The work of Allen Newel, in fact, connects the waves of morphogens with some fascinating numbers that are found to appear in the plant kingdom. The Fibonacci series is a list of numbers, where each number is formed by adding the previous two, like this: 0, 1, 1, 2, 3, 5, 8, 13, 21, 34, 55, 89, 144….. The interesting property of this series is that ratio of each pair of successive numbers gets closer and closer to 1.61803398874…., the so called Golden Ratio, which appears in geometry, aesthetics, music, art and architecture. The ratio of successive numbers in the Fibonacci series, in fact, gets closer and closer to an infinitely long, non repeating decimal number which actually cannot be expressed exactly as a ratio of two integers (and is hence known as an ‘irrational number’).
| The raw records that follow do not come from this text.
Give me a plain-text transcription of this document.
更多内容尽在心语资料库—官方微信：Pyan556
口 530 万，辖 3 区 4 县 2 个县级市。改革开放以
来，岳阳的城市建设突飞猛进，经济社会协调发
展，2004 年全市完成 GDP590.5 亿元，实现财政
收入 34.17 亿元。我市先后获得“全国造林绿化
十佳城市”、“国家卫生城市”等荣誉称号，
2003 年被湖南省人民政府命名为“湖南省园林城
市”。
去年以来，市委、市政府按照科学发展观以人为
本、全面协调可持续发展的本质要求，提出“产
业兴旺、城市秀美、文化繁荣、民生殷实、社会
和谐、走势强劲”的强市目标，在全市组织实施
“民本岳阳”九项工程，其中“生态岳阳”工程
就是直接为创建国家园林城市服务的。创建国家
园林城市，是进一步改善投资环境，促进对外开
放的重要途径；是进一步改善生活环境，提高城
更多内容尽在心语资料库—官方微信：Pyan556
Fibonacci numbers are also found to appear elsewhere in nature. A typical instance is the way leaves are placed along the stalk of a plant. The angular separation of the leaves, as one goes up the stalk, is found to form a Fibonacci series. The fact that the ratio of successive numbers in the series tends to be an irrational number has an important consequence – that no leaf in the plant will ever find itself exactly above or below another leaf. This property accurately optimises the function of the leaves to receive the best of sunlight or rainfall, to make for the energy efficiency of natural systems to have evolved to be at the maximum that is possible.

While natural selection can explain how plants, and even snail shells, seashells, and a host of natural shapes have selected the most efficient and economical dimensions, the question always arises of how do species ensure that they grow according to these dimensions. The work of Allen Newel and colleagues provides an illuminating lead – they find that the waves of the three morphogens involved in the cactus plant are connected by the Golden Ratio – the number of wave crests of the third wave is actually the sum of the numbers in the first two waves!